Cairns-Smith: chemical evolution critic

One fairly prominent critic of "chemical evolution" was the late A. G. Cairns-Smith. He devoted a substantial section at the start of his book "Genetic Takeover" to explaining where proponents of chemical evolution got it wrong, arguing that the requirements for Darwinian evolution to get going were quite demanding - and most of the proposed prebiotic chemical systems didn't measure up.

This is contrary to the proposals made by proponents of Universal Darwinism, which suggest that copying with variation and selection are ubiquitous physical and chemical processes which can be used to model a wide variety of systems.

As readers may or may not be aware, I am both a proponent of Universal Darwinism and a fan of Cairns-Smith's ideas about the origin of life, so which side of this argument to support is a kind of dilemma for me.

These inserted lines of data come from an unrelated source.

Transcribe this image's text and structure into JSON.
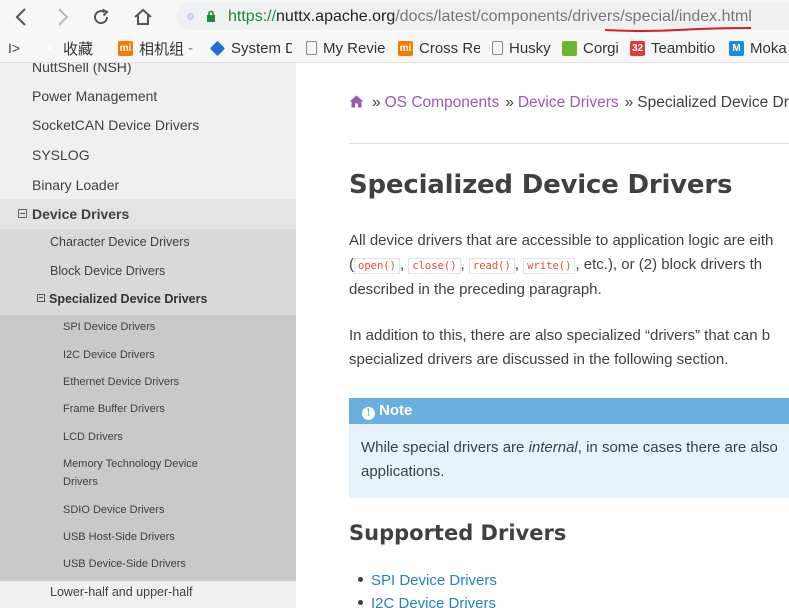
{
  "browser": {
    "url_scheme": "https://",
    "url_host": "nuttx.apache.org",
    "url_path": "/docs/latest/components/drivers/special/index.html"
  },
  "bookmarks": [
    {
      "label": "收藏",
      "icon": "star-icon"
    },
    {
      "label": "相机组",
      "icon": "mi-icon"
    },
    {
      "label": "System D",
      "icon": "diamond-icon"
    },
    {
      "label": "My Revie",
      "icon": "page-icon"
    },
    {
      "label": "Cross Ref",
      "icon": "mi-icon"
    },
    {
      "label": "Husky",
      "icon": "page-icon"
    },
    {
      "label": "Corgi",
      "icon": "leaf-icon"
    },
    {
      "label": "Teambitio",
      "icon": "badge-32-icon"
    },
    {
      "label": "Moka",
      "icon": "moka-icon"
    }
  ],
  "bookmark_badge": "32",
  "bookmark_mi": "mi",
  "bookmark_moka": "M",
  "sidebar": {
    "top_items": [
      "NuttShell (NSH)",
      "Power Management",
      "SocketCAN Device Drivers",
      "SYSLOG",
      "Binary Loader"
    ],
    "current": "Device Drivers",
    "sub_items": [
      "Character Device Drivers",
      "Block Device Drivers"
    ],
    "sub_current": "Specialized Device Drivers",
    "leaf_items": [
      "SPI Device Drivers",
      "I2C Device Drivers",
      "Ethernet Device Drivers",
      "Frame Buffer Drivers",
      "LCD Drivers",
      "Memory Technology Device Drivers",
      "SDIO Device Drivers",
      "USB Host-Side Drivers",
      "USB Device-Side Drivers"
    ],
    "after_item": "Lower-half and upper-half"
  },
  "breadcrumb": {
    "items": [
      "OS Components",
      "Device Drivers"
    ],
    "current": "Specialized Device Drivers",
    "separator": "»"
  },
  "content": {
    "title": "Specialized Device Drivers",
    "para1_line1": "All device drivers that are accessible to application logic are eith",
    "para1_codes": [
      "open()",
      "close()",
      "read()",
      "write()"
    ],
    "para1_line2_tail": ", etc.), or (2) block drivers th",
    "para1_line3": "described in the preceding paragraph.",
    "para2_line1": "In addition to this, there are also specialized “drivers” that can b",
    "para2_line2": "specialized drivers are discussed in the following section.",
    "note_title": "Note",
    "note_icon": "!",
    "note_line1_a": "While special drivers are ",
    "note_line1_em": "internal",
    "note_line1_b": ", in some cases there are also",
    "note_line2": "applications.",
    "h2": "Supported Drivers",
    "links": [
      "SPI Device Drivers",
      "I2C Device Drivers"
    ]
  }
}
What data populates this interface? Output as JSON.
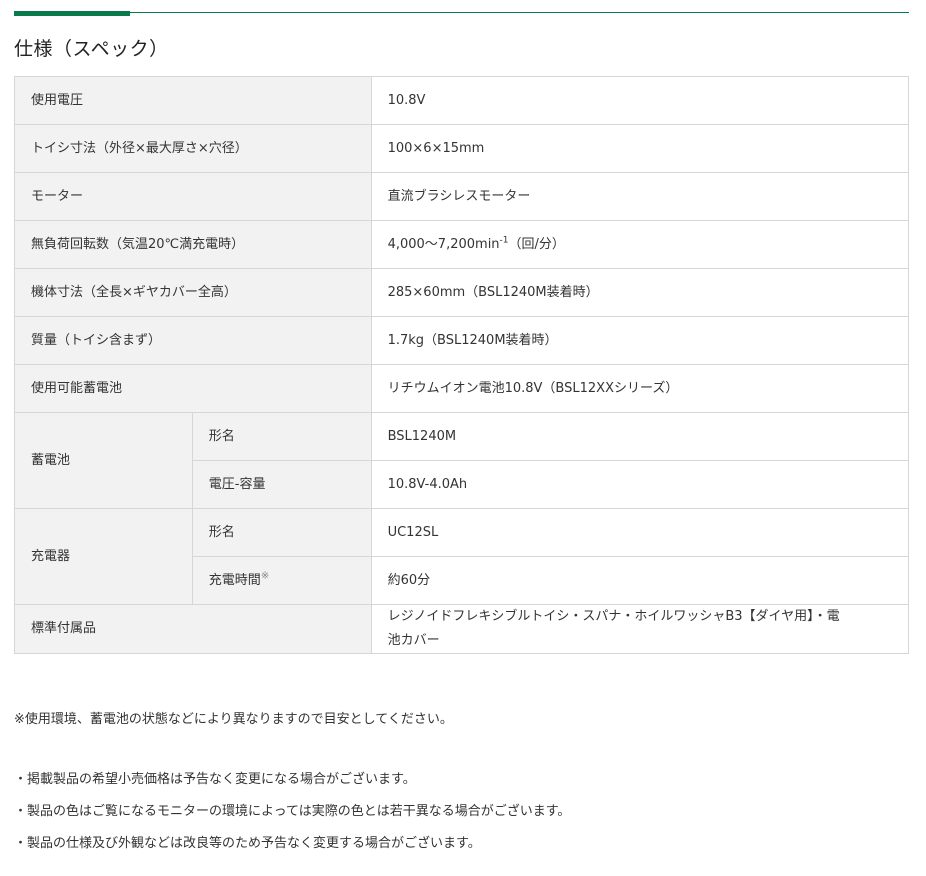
{
  "section_title": "仕様（スペック）",
  "rows": {
    "voltage": {
      "label": "使用電圧",
      "value": "10.8V"
    },
    "wheel": {
      "label": "トイシ寸法（外径×最大厚さ×穴径）",
      "value": "100×6×15mm"
    },
    "motor": {
      "label": "モーター",
      "value": "直流ブラシレスモーター"
    },
    "no_load": {
      "label": "無負荷回転数（気温20℃満充電時）",
      "value_main": "4,000〜7,200min",
      "value_sup": "-1",
      "value_unit": "（回/分）"
    },
    "dimensions": {
      "label": "機体寸法（全長×ギヤカバー全高）",
      "value": "285×60mm（BSL1240M装着時）"
    },
    "weight": {
      "label": "質量（トイシ含まず）",
      "value": "1.7kg（BSL1240M装着時）"
    },
    "battery_compat": {
      "label": "使用可能蓄電池",
      "value": "リチウムイオン電池10.8V（BSL12XXシリーズ）"
    },
    "battery": {
      "label": "蓄電池",
      "model_label": "形名",
      "model_value": "BSL1240M",
      "capacity_label": "電圧-容量",
      "capacity_value": "10.8V-4.0Ah"
    },
    "charger": {
      "label": "充電器",
      "model_label": "形名",
      "model_value": "UC12SL",
      "time_label": "充電時間",
      "time_mark": "※",
      "time_value": "約60分"
    },
    "accessories": {
      "label": "標準付属品",
      "value_line1": "レジノイドフレキシブルトイシ・スパナ・ホイルワッシャB3【ダイヤ用】・電",
      "value_line2": "池カバー"
    }
  },
  "note": "※使用環境、蓄電池の状態などにより異なりますので目安としてください。",
  "disclaimers": [
    "・掲載製品の希望小売価格は予告なく変更になる場合がございます。",
    "・製品の色はご覧になるモニターの環境によっては実際の色とは若干異なる場合がございます。",
    "・製品の仕様及び外観などは改良等のため予告なく変更する場合がございます。"
  ],
  "colors": {
    "accent": "#0b7a4b",
    "label_bg": "#f2f2f2",
    "border": "#d6d6d6"
  }
}
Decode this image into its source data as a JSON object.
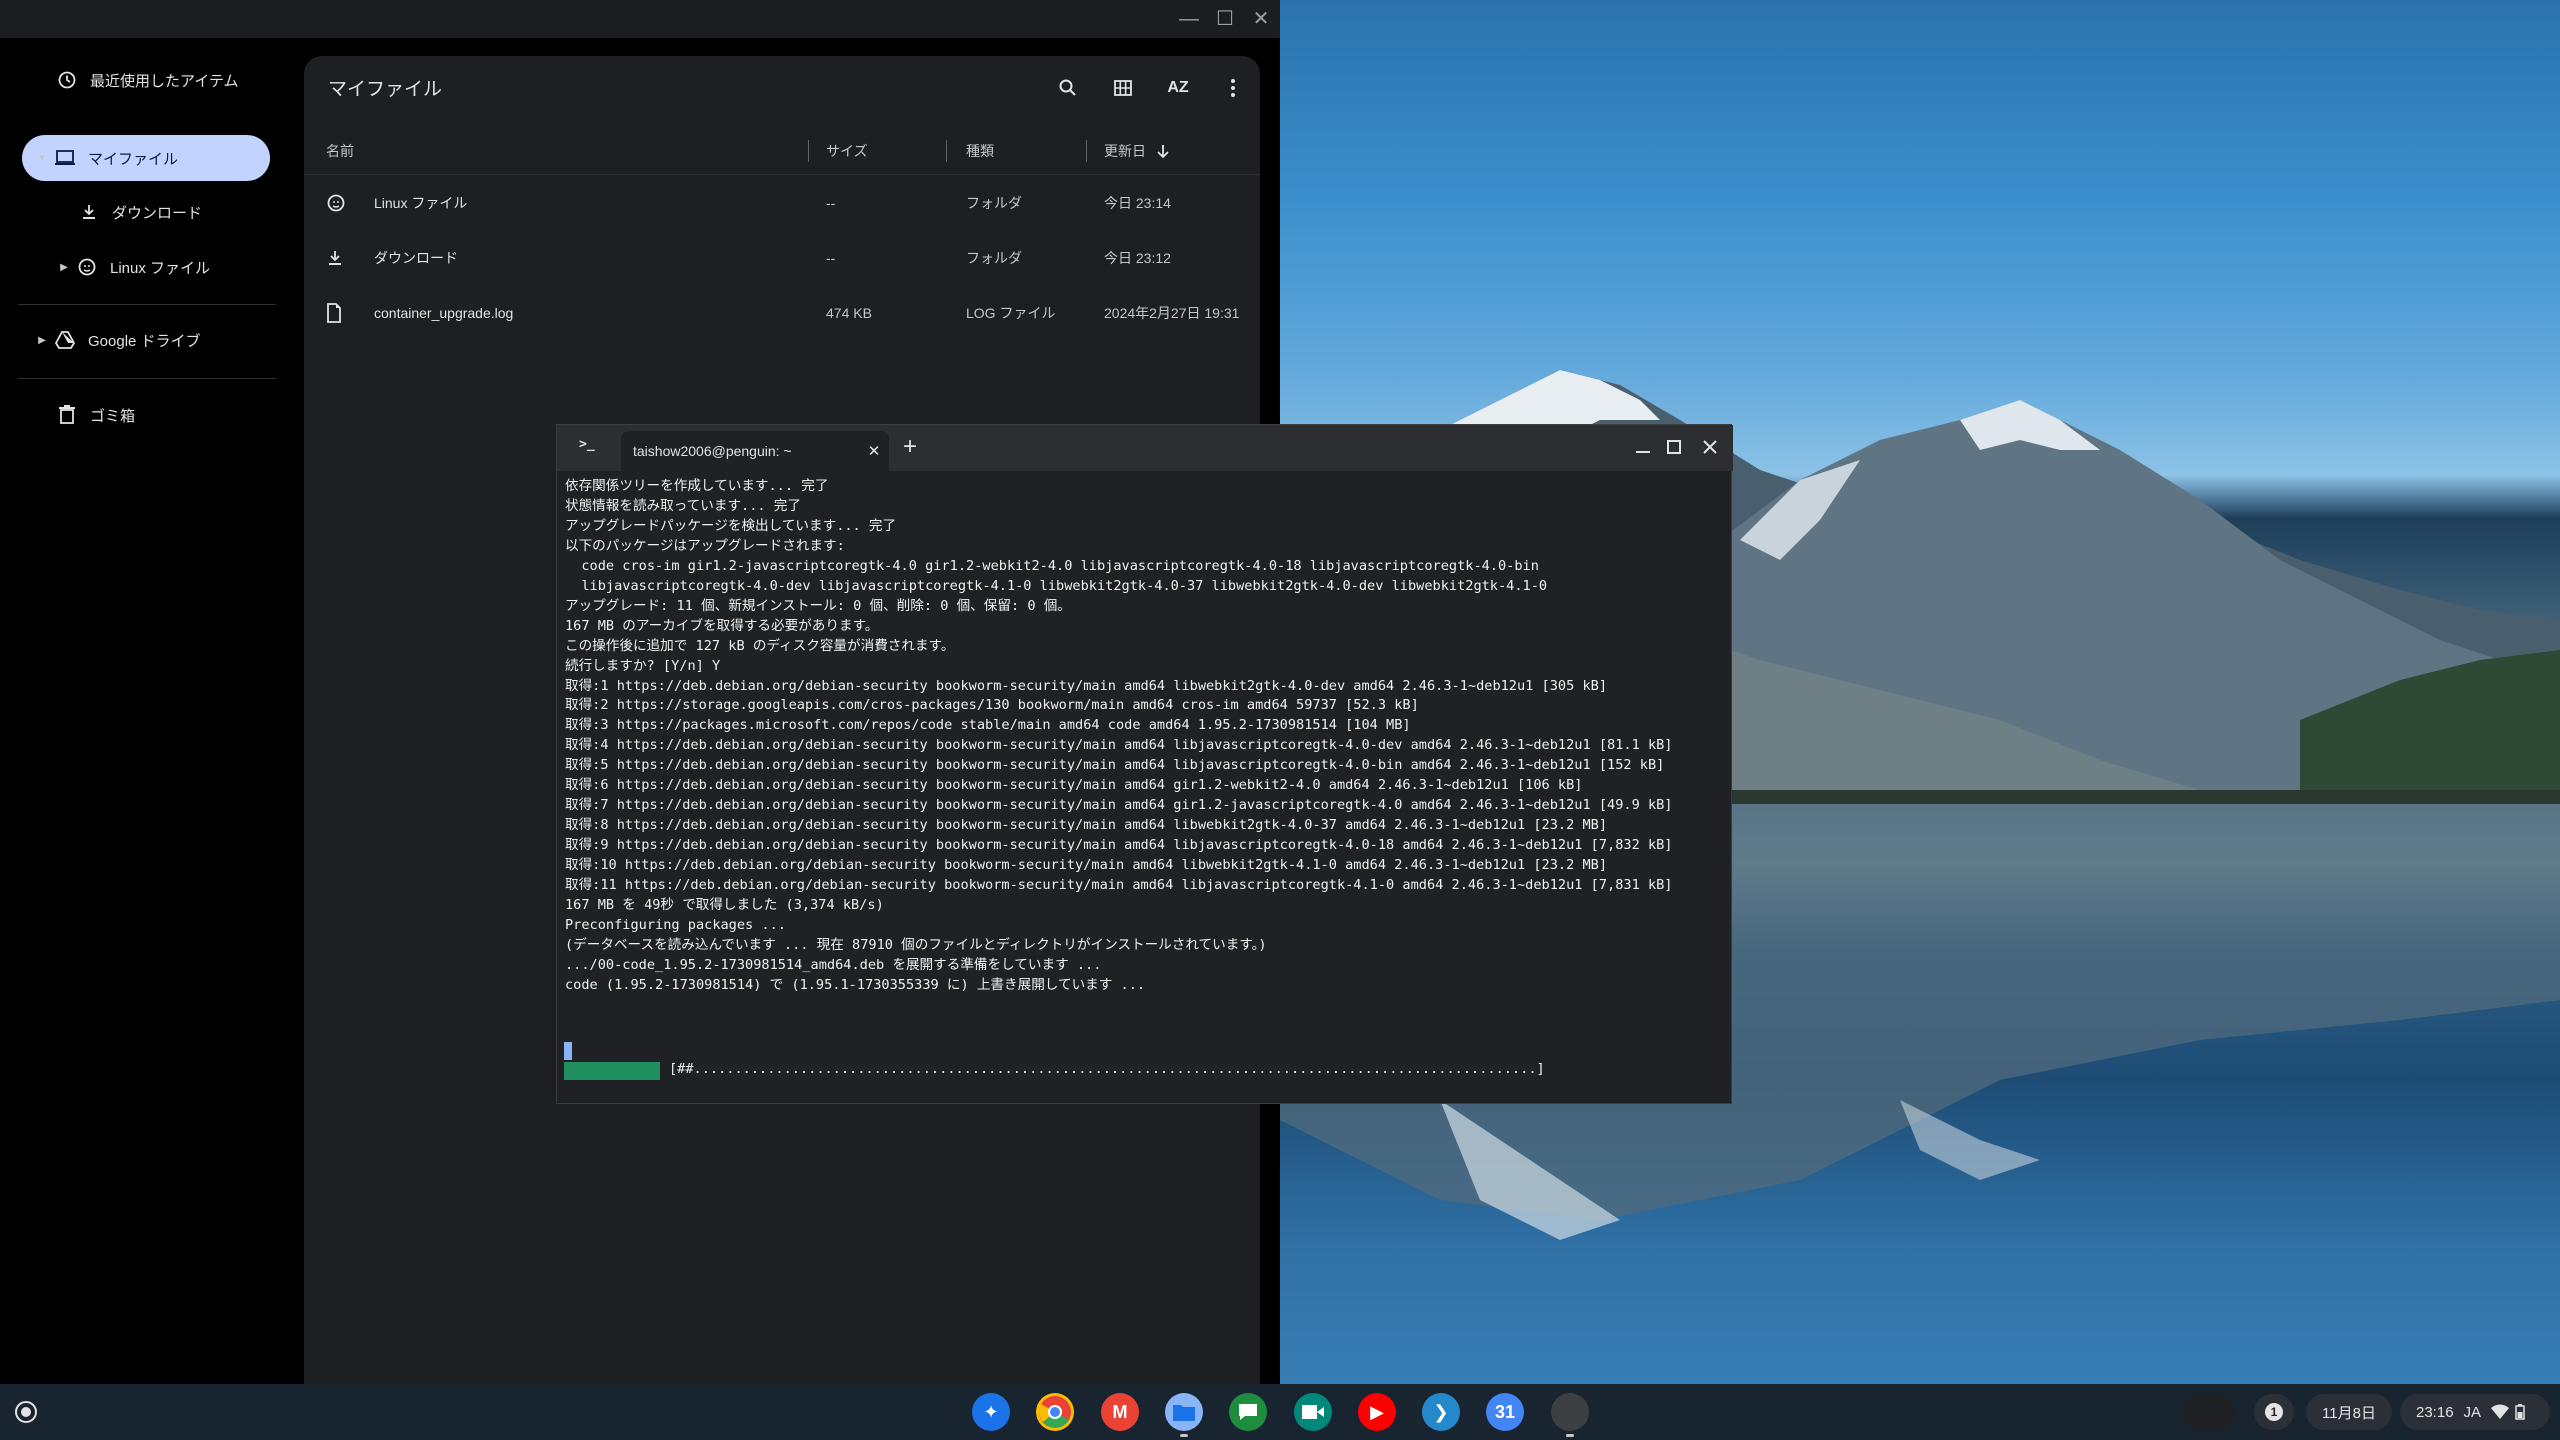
{
  "files": {
    "window_controls": {
      "minimize": "—",
      "maximize": "☐",
      "close": "✕"
    },
    "sidebar": {
      "recent": "最近使用したアイテム",
      "my_files": "マイファイル",
      "downloads": "ダウンロード",
      "linux_files": "Linux ファイル",
      "google_drive": "Google ドライブ",
      "trash": "ゴミ箱"
    },
    "main": {
      "title": "マイファイル",
      "sort_label": "AZ",
      "columns": {
        "name": "名前",
        "size": "サイズ",
        "type": "種類",
        "modified": "更新日"
      },
      "rows": [
        {
          "name": "Linux ファイル",
          "size": "--",
          "type": "フォルダ",
          "modified": "今日 23:14",
          "icon": "linux-folder-icon"
        },
        {
          "name": "ダウンロード",
          "size": "--",
          "type": "フォルダ",
          "modified": "今日 23:12",
          "icon": "download-folder-icon"
        },
        {
          "name": "container_upgrade.log",
          "size": "474 KB",
          "type": "LOG ファイル",
          "modified": "2024年2月27日 19:31",
          "icon": "file-icon"
        }
      ]
    }
  },
  "terminal": {
    "tab_title": "taishow2006@penguin: ~",
    "prompt_glyph": ">_",
    "new_tab": "+",
    "output": "依存関係ツリーを作成しています... 完了\n状態情報を読み取っています... 完了\nアップグレードパッケージを検出しています... 完了\n以下のパッケージはアップグレードされます:\n  code cros-im gir1.2-javascriptcoregtk-4.0 gir1.2-webkit2-4.0 libjavascriptcoregtk-4.0-18 libjavascriptcoregtk-4.0-bin\n  libjavascriptcoregtk-4.0-dev libjavascriptcoregtk-4.1-0 libwebkit2gtk-4.0-37 libwebkit2gtk-4.0-dev libwebkit2gtk-4.1-0\nアップグレード: 11 個、新規インストール: 0 個、削除: 0 個、保留: 0 個。\n167 MB のアーカイブを取得する必要があります。\nこの操作後に追加で 127 kB のディスク容量が消費されます。\n続行しますか? [Y/n] Y\n取得:1 https://deb.debian.org/debian-security bookworm-security/main amd64 libwebkit2gtk-4.0-dev amd64 2.46.3-1~deb12u1 [305 kB]\n取得:2 https://storage.googleapis.com/cros-packages/130 bookworm/main amd64 cros-im amd64 59737 [52.3 kB]\n取得:3 https://packages.microsoft.com/repos/code stable/main amd64 code amd64 1.95.2-1730981514 [104 MB]\n取得:4 https://deb.debian.org/debian-security bookworm-security/main amd64 libjavascriptcoregtk-4.0-dev amd64 2.46.3-1~deb12u1 [81.1 kB]\n取得:5 https://deb.debian.org/debian-security bookworm-security/main amd64 libjavascriptcoregtk-4.0-bin amd64 2.46.3-1~deb12u1 [152 kB]\n取得:6 https://deb.debian.org/debian-security bookworm-security/main amd64 gir1.2-webkit2-4.0 amd64 2.46.3-1~deb12u1 [106 kB]\n取得:7 https://deb.debian.org/debian-security bookworm-security/main amd64 gir1.2-javascriptcoregtk-4.0 amd64 2.46.3-1~deb12u1 [49.9 kB]\n取得:8 https://deb.debian.org/debian-security bookworm-security/main amd64 libwebkit2gtk-4.0-37 amd64 2.46.3-1~deb12u1 [23.2 MB]\n取得:9 https://deb.debian.org/debian-security bookworm-security/main amd64 libjavascriptcoregtk-4.0-18 amd64 2.46.3-1~deb12u1 [7,832 kB]\n取得:10 https://deb.debian.org/debian-security bookworm-security/main amd64 libwebkit2gtk-4.1-0 amd64 2.46.3-1~deb12u1 [23.2 MB]\n取得:11 https://deb.debian.org/debian-security bookworm-security/main amd64 libjavascriptcoregtk-4.1-0 amd64 2.46.3-1~deb12u1 [7,831 kB]\n167 MB を 49秒 で取得しました (3,374 kB/s)\nPreconfiguring packages ...\n(データベースを読み込んでいます ... 現在 87910 個のファイルとディレクトリがインストールされています。)\n.../00-code_1.95.2-1730981514_amd64.deb を展開する準備をしています ...\ncode (1.95.2-1730981514) で (1.95.1-1730355339 に) 上書き展開しています ...",
    "progress_text": "[##.......................................................................................................]",
    "progress_fraction": 0.02
  },
  "shelf": {
    "apps": [
      {
        "name": "gemini-icon",
        "glyph": "✦",
        "color": "#ffffff"
      },
      {
        "name": "chrome-icon",
        "glyph": "",
        "color": "#ffffff"
      },
      {
        "name": "gmail-icon",
        "glyph": "M",
        "color": "#ffffff"
      },
      {
        "name": "files-icon",
        "glyph": "",
        "color": "#1a73e8"
      },
      {
        "name": "chat-icon",
        "glyph": "",
        "color": "#ffffff"
      },
      {
        "name": "meet-icon",
        "glyph": "",
        "color": "#ffffff"
      },
      {
        "name": "youtube-icon",
        "glyph": "▶",
        "color": "#ffffff"
      },
      {
        "name": "vscode-icon",
        "glyph": "❯",
        "color": "#ffffff"
      },
      {
        "name": "calendar-icon",
        "glyph": "31",
        "color": "#ffffff"
      },
      {
        "name": "terminal-icon",
        "glyph": ">_",
        "color": "#3c4043"
      }
    ],
    "tray": {
      "notification_count": "1",
      "date": "11月8日",
      "time": "23:16",
      "ime": "JA"
    }
  }
}
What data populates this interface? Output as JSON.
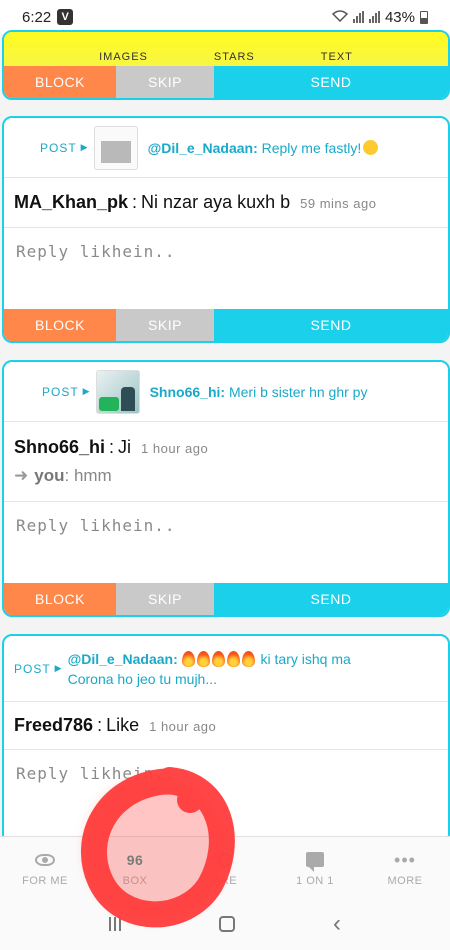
{
  "status": {
    "time": "6:22",
    "app_icon": "V",
    "battery": "43%"
  },
  "top_card": {
    "tabs": [
      "IMAGES",
      "STARS",
      "TEXT"
    ],
    "block_label": "BLOCK",
    "skip_label": "SKIP",
    "send_label": "SEND"
  },
  "cards": [
    {
      "post_label": "POST",
      "post_user": "@Dil_e_Nadaan:",
      "post_text": "Reply me fastly!",
      "comment_user": "MA_Khan_pk",
      "comment_text": "Ni nzar aya kuxh b",
      "comment_time": "59 mins ago",
      "reply_placeholder": "Reply likhein..",
      "block_label": "BLOCK",
      "skip_label": "SKIP",
      "send_label": "SEND"
    },
    {
      "post_label": "POST",
      "post_user": "Shno66_hi:",
      "post_text": "Meri b sister hn ghr py",
      "comment_user": "Shno66_hi",
      "comment_text": "Ji",
      "comment_time": "1 hour ago",
      "reply_you": "you",
      "reply_text": "hmm",
      "reply_placeholder": "Reply likhein..",
      "block_label": "BLOCK",
      "skip_label": "SKIP",
      "send_label": "SEND"
    },
    {
      "post_label": "POST",
      "post_user": "@Dil_e_Nadaan:",
      "post_text": "ki tary ishq ma",
      "post_text_2": "Corona ho jeo tu mujh...",
      "comment_user": "Freed786",
      "comment_text": "Like",
      "comment_time": "1 hour ago",
      "reply_placeholder": "Reply likhein.."
    }
  ],
  "nav": [
    {
      "label": "FOR ME",
      "icon": "eye-icon"
    },
    {
      "label": "BOX",
      "count": "96"
    },
    {
      "label": "ARE",
      "icon": "share-icon"
    },
    {
      "label": "1 ON 1",
      "icon": "chat-icon"
    },
    {
      "label": "MORE",
      "icon": "dots-icon"
    }
  ],
  "colors": {
    "accent": "#1bd0ea",
    "block": "#ff8749",
    "skip": "#c9c9c9",
    "annotation": "#ff3b3b"
  }
}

The first thing to say is that Cairns-Smith got it wrong in detail, that simple physical and chemical systems do evolve and exhibit adaptations in much the way that he argued against. Cairns-Smith gave too much weight to the idea that simple physical and chemical systems lacked high fidelity copying - and would therefore undergo an error catastrophe, or a "mutational meltdown". We now know that with positional inheritance, high fidelity copying in prebiotic systems is ubiquitous.

Other problems besides lack of high fidelity copying mean that these systems typically do not go on to launch systems capable of open-ended evolution. One such problem is having a genome with a "low information ceiling" - and Cairns-Smith did discuss that problem. Another such problem is "local exhaustion". Dissipative systems destroy the energy gradients that they feed off. Unless they can continually find new energy sources, they will exhaust their own energy supply and die out. This happens with lightning strikes, for example. They typically do not last for very long, and the reason for that is because they run out of fuel.

It seems possible to me that prebiotic "chemical evolution" will involve adaptations that are on the pathway towards the origin of life (as Cairns-Smith argued against). However, I don't think negating Cairns-Smith's point about the relevance of ochemical evolution has all that much effect on his other arguments. Clay mineral crystals still seem like attractive candidates for the first living things, for essentially the reasons that Cairns-Smith gives in his books on the topic.

Wednesday 1 August 2018

Virtue signalling: pro-social or anti-social?

In 2011, I stressed the positive side of virtue signalling, writing: "Signalling must often be costly to be effective." Costly signalling of virtuousness to an audience of sceptical cheating-detectors often involves actually being virtuous. However, since then it has become fashionable to use "virtue signalling" as a term of abuse.

In standard biological terminology, signalling can be accurate or misleading, costly or cheap, pro-social or anti-social. I recently saw one attempt to argue that virtue signalling was generally positive, and that pointing it out was usually an anti-social means of making yourself look good. The article was titled " The psychological explanation for why we sometimes hate the good guy". Here's what the authors concluded:

Critics often attack the motives of people who protect the environment, seek social justice, donate money or work too hard in organizations. Such good deeds are dismissed as naïve, hypocritical (“champagne liberals”) or as mere “virtue signalling” by those who do not perform those deeds. If left unchecked, this criticism may ultimately reduce how often people do good deeds.

Our research helps us recognize these attacks for what they are: A competitive social strategy, used by low co-operators, to bring others down and stop them from looking better than they do.

The problem with this is is that some people only appear to be virtuous, and pointing that out by saying that they are just virtue signalling can be pro-social - by encouraging more genuine forms of do-gooding.

Others have focused on the negative aspects of virtue signalling, arguing that it is a cheap subsitute for actually doing good employed by those with shallow, selfish motives. I don't think that is right either. Virtue signalling is responsible for a lot of the good that take place in the world. It often doesn't really matter if people do it for selfish motives, to impress prospective partners (or whatever) - since it still results in much good being done. Without virtue signalling the world would surely be a much worse place. Virtue signalling is mostly - but not exclusively - a positive force.